En politique, c’est bien connu, l’irréel fait depuis longtemps partie du réel. Entendons par là que lors d’une année électorale – et celle que nous traversons n’est pas tout à fait terminée – les mythes font cortège à l’action. Le rêve de la cité idéale nous reprend. L’affectif, la séduction, le rêve et l’imagination, mais aussi la détestation et le désamour, occupent les esprits. Jusqu’à ce que toutes ces pensées en liberté ne se traduisent par les images bien concrètes d’un président à l’Elysée, d’un gouvernement installé et d’une assemblée nouvelle qui travaille en été. Fin d’un printemps prolongé. Arrivée d’un automne laborieux…
Est-ce à dire que la fête est finie et qu’il est l’heure de balayer les confettis ? Pas tout à fait. Car il ne faut pas confondre retour à la réalité et retour au passé. On dit beaucoup de choses en campagne et puis on se cogne la tête, une fois au pouvoir, aux insuffisances d’un Etat à bout de souffle. N’était-ce pas couru d’avance ? Certes mais Emmanuel Macron et les siens sont comme tous leurs prédécesseurs. Sans trop oser l’espérer, ils ont cru que « l’effet dynamique » du changement créerait une sorte de « new deal à la Roosevelt » pour user d’un cliché devenu mythologique au sein du village démocratique. Bien que les indicateurs économiques ne soient pas mal orientés, rien cependant ne laisse prévoir le regain de croissance qui permettrait de réduire les dettes et, surtout, d’alléger les déficits qui les creusent inexorablement.

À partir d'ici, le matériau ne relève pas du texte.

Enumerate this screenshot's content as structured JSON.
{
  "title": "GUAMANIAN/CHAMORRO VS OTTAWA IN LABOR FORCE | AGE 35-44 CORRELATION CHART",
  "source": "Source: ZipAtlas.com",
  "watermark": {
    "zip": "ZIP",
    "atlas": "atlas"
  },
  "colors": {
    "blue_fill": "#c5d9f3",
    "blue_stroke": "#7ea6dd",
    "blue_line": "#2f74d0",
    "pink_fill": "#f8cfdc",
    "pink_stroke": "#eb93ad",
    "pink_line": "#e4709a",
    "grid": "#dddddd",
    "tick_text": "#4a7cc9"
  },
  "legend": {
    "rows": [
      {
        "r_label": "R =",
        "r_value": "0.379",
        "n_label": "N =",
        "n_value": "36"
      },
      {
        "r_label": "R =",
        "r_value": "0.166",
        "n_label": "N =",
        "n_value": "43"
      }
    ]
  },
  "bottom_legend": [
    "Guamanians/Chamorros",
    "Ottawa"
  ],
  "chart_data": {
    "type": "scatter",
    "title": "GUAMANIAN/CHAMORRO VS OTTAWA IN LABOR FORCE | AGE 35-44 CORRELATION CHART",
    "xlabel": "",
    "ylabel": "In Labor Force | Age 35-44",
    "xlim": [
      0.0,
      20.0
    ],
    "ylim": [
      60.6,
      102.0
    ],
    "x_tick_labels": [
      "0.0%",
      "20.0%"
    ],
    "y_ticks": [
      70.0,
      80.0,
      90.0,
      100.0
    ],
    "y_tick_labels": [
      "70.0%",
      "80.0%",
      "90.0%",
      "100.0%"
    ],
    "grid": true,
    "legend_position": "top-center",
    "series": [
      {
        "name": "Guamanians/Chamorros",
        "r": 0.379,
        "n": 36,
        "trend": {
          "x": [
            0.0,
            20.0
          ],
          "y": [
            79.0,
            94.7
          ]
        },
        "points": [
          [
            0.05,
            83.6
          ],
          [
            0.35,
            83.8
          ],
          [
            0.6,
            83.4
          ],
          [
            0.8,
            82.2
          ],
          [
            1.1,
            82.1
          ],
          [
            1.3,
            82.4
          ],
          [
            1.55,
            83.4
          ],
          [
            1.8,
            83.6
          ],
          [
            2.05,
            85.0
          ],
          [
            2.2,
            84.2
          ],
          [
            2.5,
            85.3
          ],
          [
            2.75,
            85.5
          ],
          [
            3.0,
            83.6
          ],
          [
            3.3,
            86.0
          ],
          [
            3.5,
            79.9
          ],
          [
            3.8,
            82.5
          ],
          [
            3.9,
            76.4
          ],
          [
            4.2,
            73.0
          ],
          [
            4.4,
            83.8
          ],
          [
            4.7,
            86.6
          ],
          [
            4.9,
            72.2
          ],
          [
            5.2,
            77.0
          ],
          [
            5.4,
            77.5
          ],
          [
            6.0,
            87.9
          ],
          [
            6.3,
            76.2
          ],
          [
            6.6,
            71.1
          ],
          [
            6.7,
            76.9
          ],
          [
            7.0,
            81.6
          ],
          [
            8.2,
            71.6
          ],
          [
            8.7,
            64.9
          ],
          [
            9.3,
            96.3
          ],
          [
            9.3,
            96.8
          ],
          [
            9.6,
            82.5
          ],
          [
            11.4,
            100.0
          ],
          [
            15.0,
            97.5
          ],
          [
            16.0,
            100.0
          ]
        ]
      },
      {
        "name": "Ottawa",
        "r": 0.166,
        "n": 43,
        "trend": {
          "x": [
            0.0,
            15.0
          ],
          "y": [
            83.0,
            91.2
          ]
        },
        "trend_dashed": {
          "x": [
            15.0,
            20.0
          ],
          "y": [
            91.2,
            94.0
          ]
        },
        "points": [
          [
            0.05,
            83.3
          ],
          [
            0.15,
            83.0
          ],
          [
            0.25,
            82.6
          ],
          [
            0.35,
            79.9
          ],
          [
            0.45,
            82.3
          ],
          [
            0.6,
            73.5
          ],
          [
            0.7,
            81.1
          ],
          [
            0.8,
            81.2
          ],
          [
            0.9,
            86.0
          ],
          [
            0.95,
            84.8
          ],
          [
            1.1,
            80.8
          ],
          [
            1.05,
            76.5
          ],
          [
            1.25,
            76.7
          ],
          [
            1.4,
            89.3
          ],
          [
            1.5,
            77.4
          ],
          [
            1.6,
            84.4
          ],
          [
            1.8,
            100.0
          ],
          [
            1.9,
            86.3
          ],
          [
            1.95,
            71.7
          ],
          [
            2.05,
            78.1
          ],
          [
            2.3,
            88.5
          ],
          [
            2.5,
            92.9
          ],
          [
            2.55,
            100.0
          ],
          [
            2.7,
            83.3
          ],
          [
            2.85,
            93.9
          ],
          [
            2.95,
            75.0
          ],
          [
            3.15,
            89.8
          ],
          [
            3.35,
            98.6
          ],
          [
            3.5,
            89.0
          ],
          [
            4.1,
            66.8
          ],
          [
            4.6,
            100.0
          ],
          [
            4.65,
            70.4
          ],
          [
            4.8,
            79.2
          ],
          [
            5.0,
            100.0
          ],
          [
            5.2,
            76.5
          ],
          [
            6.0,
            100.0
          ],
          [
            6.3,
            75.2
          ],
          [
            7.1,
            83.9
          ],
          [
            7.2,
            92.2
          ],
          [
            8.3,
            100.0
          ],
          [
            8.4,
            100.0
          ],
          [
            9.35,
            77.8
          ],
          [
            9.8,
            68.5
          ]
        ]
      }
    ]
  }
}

La science politique étant un vieux mélange de droit, d’économie, de sociologie et d’anthropologie, le seul rétablissement des finances – même si tout y ramène – ne suffirait pas à transformer le début de l’ère Macron en une esquisse d’âge d’or. On va beaucoup parler de Code du travail. Mais il y a aussi cet interminable état d’urgence, la question des migrants et ces difficultés sociétales qu’il est inexcusable de voir aussi mal traitées depuis des années, comme l’accueil acrobatique des bacheliers dans l’enseignement supérieur et tout ce qui mine le présent : pollution, insécurité, arnaques numériques, scandales alimentaires et sanitaires, etc…
Les rentrées suivant une période de redistribution des cartes du pouvoir sont toujours les plus délicates. On se souvient encore du « choc » que furent les mesures Juppé, à l’automne 1995, après l’euphorie de la campagne d’un Jacques Chirac qui, pour mieux triompher de son rival Edouard Balladur, avait promis d’en finir avec « la fracture sociale ». La ponction sur la CSG et autres joyeusetés – comme la diminution symbolique de l’Aide au logement – donneraient donc, cette fois-ci, une impression de déjà vu si la perspective d’une gueule de bois après la fête ne s’apparentait pas à un procès d’intention. Il reste encore quelques semaines pour croire aux vertus d’une méthode Macron qui, elle, ne s’apparente pas trop aux conduites d’hier. Nul être sensé ne saurait s’élever contre le volontarisme prêché et communiqué, le désir d’aller vite et de mettre en avant souplesse et innovation. C’est cependant un quitte ou double. Car l’excès de contrôle en matière de communication élyséenne ou le coup de rabot sur les effectifs des cabinets ministériels pourront, par exemple, être perçus selon les jours comme la marque de l’autoritarisme vain ou comme le triomphe de l’efficacité retrouvée. Tout dépendra de la météo sociale.